Swamp Bunny, Swamp Bunny… You never heard that song in school?”

“You just made that up,” said Joey. “I think I would remember a song like that.”

“One line needs work,” added my wife.

She was right! Swamp Bunny wouldn’t run through the grass. He’d hop! And so it became my task to sing the Swamp Bunny song again and again and again. Over the next seven days, whenever we heard some good deed done, no matter how small, we agreed it was the work of Swamp Bunny. I created an elaborate back story for him, how following a personal tragedy (coyotes), he wandered up this way from somewhere down south in the 1950s. He has a sidekick, Slick the Squirrel, a character of dubious repute who will, when the situation is to his benefit, assist Swamp Bunny. But nobody trusts Slick, and Swamp Bunny always keeps an eye on him.

I suppose the legend of Swamp Bunny would have been forgotten if it were not for the middle school’s Spring Music Extravaganza. Joey told us about it only 30 minutes before he was supposed to be there, so after a hasty dinner, we sat breathless right in the center of the auditorium, waiting for the music to begin. The kids were great, and we had a wonderful time. Until the end. The middle school music teacher stood at the podium waiting for the applause to die down, then addressed us all.

“Folks, we have a lot of talented kids in chorus this year. I can’t recall a time when I’ve had so many students who were so motivated. In fact, before we end, I have a special treat. One of our students has taught his classmates a song, an original song. So let’s give them our attention as Joey leads his classmates in an inspiration tune about courage.”

 “What song did he write?” asked my wife.

“I really don’t know,” I said. When Joey took the microphone, he winked at me, and I sat numb, confused.

“Hello everybody,” said Joey, painted red by the attention. “My dad has told me the legend of Swamp Bunny, and I didn’t know anything about him, but now I do. We all do. So we’ve been practicing the Swamp Bunny song and we’d like to sing it for you.”

There was mild chuckling from the audience at the mention of swamp bunny. I heard a lady in front of us say something along the lines of “A song about bunnies. Isn’t that the sweetest thing?”

“Did you change that line?” demanded my wife.

“Um…I changed A line,” I replied weakly.

 Then they began to sing. The harmony was quite lovely, although there was an audible auditorium-wide gasp at the second line. My wife had disappeared, slinking (slanking? slunking) down the aisle and into the comforting darkness.

I wanted to follow her, but being the husband, I was also terrified to follow her. So, like the trooper I am, I waited until the song ended, and went to the stage to gather up my son, now something of a hero to his classmates. The music teacher glared at us both, so I made a mental note to get him something really good as an end of the year present. He left the school system in June. I heard he was selling insurance now, in Hartford.

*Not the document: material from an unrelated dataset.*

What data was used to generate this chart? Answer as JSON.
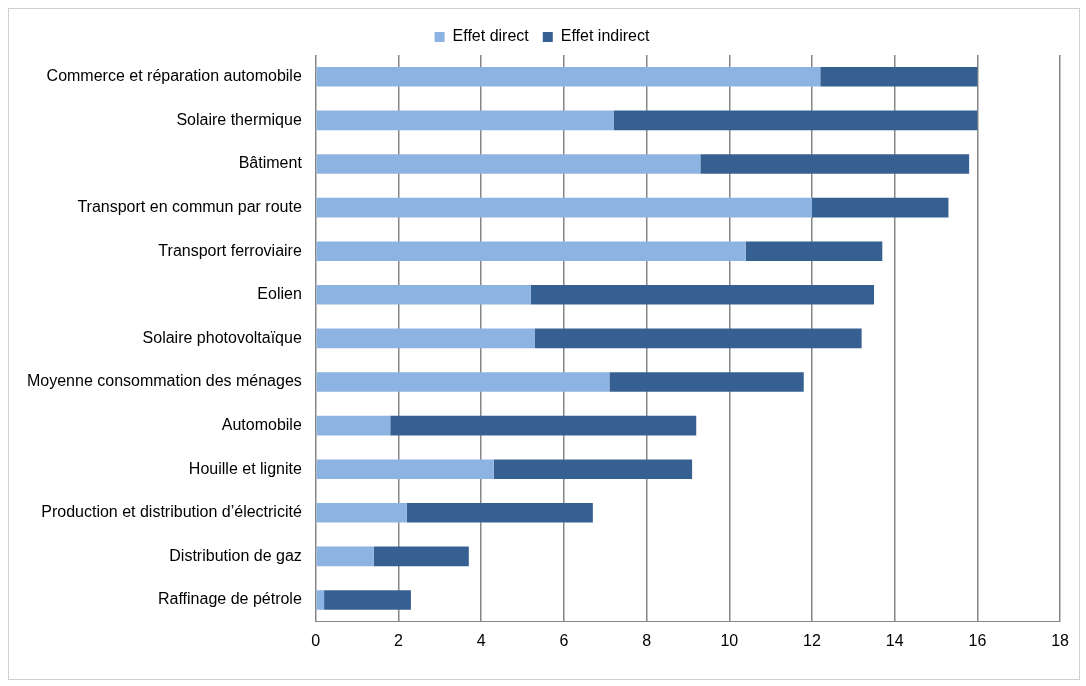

As we walked across the parking lot, I reminded Joey that he had not written the song, I had, and I wrote it with no intention of sharing it with the outside world.

“You should have told me before we posted it on Youtube,” he said. “40,000 hits as of last night. Is that my music teacher following us? Where did mom go?”

It was the music teacher, and we both knew that mom had gone to the car. As we crossed the parking lot, I could see her through the fog, standing with her arms crossed, waiting for us. Behind us, the music teacher’s shoes clicked like a metronome.

“She doesn’t look happy,” said Joey.

“No. No she doesn’t,” I replied.

“The music teacher doesn’t look happy, either.”

“No, he doesn’t.”

I could have gone straight to the car. That was the bold move, the kind of direct approach to a threat that swamp bunny would appreciate. But I took the General Forrest approach. I gave Joey the keys, nudged him in the direction of the car, and turned around to walk home. The music teacher followed me, but I lost him on Maple. It was about 3 miles and foggy, but I wasn’t worried about the world.

Swamp bunny would protect me, up to my back door at least.